In today’s fast paced Information Technology world where everybody wants the work done yesterday, testing of products and its modules as being developed is seeing increasing pressure and complexity. Methods employed by the QA teams that work on the same program tests across the globe are changing rapidly.

Traditionally, the QA methodology was regarded as a separate process, out of step with the developer. Today, it is a collaborative process between the developers, QA testing team, and the Customer. Today’s Software teams involve a number of people: developers, testers, designers, product managers, and executive stake holders. All of them collaboratively playing a role in the quality of the final application.

The schedule of any software project as we know, is driven by business needs. For the software team to commit to schedules or deadlines, it is important for the team to come together for providing a realistic estimate. Although, project requirements may not always be well defined at the initial stages or the detailed methodology be outlined, or dependencies still unidentified, yet, it is important to establish a high-level estimate so that the project can be planned accordingly. The QA process needs to be well integrated into the software project delivery estimate to be able to deliver not just the product on time but with quality!

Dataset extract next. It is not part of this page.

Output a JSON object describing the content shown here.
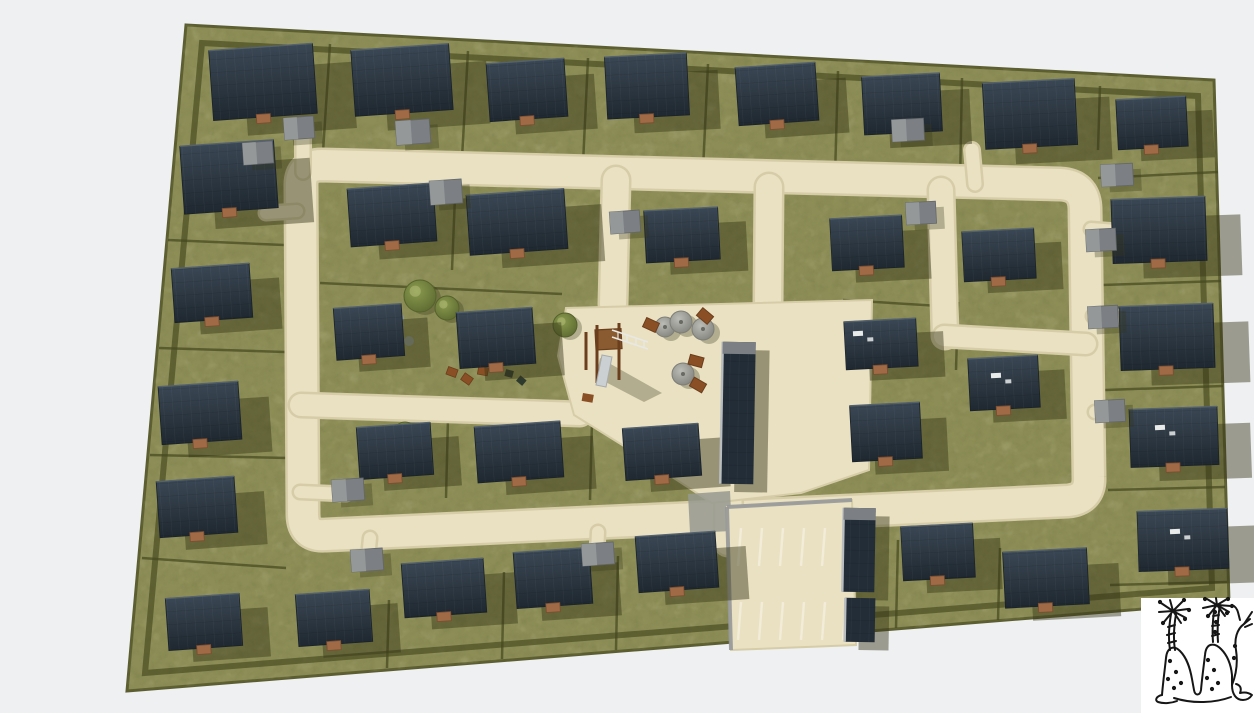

An effective testing strategy includes automated, manual, and exploratory tests to efficiently reduce risk and tighten release cycles. So how can the QA process integrate with development and keep the release process on track?

Here are some pointers that can help strategize the delivery of a quality product with fewer bugs:

Feedback: The QA process needs to be initiated with the test engineers being included in the development process and providing feedback on scope, architecture and understanding its sustainable development.

Response Time: Regular interaction between developers and QA is necessary for testing in the Sprint. Routine brainstorming on how to resolve issues is helpful. The testers need to be responsible for the product’s automated test framework and should respond quickly to the needs of the development team.

Best Practices: Although, the QA team can have a set of practices in place, a bit of creativity to handle “out-of- the-box” issues needs quick thinking. More often than not, test cases may not be relevant when building a new feature amidst tight schedule, where the much required critical feedback to the team is sacrificed due to schedule pressures. Building a QA process that works with best practices that involves exploratory testing is a must for most software development teams.

Prioritizing: Software test engineers should be able to effectively triage the issues. That will help prioritize the severity and risk. The result is that the developmental team can focus on high priority fixes.

Integration & perspective: Get the QA team members to be trained with basic software skills so that their perspective into feature development is enhanced. This should be applied vice-versa to software developers too.

Collaboration between software developers and QA analysts can help adequately test elements of a feature before it is completed. It is important that QA be an integral part of the software development team, be involved in design meetings, to give them visibility as an advantage to understand about the expectations of a User Story, just as the developers do. This helps QA to start creating high-level test cases very early in the process that will further evolve over time.

The critical aspect to consider here is “direct” conversations between the development team and the QA team, which should be part and parcel of the QA process and the development team on a daily basis. The QA team literally needs to be in the face of the development process to be able to respond rapidly with enhanced test cases to quickly deliver as the development team builds. Waiting till the very end to involve QA, will cost both the development team and the Customer, time and money that an organization can ill-afford in today’s highly charged competitive world.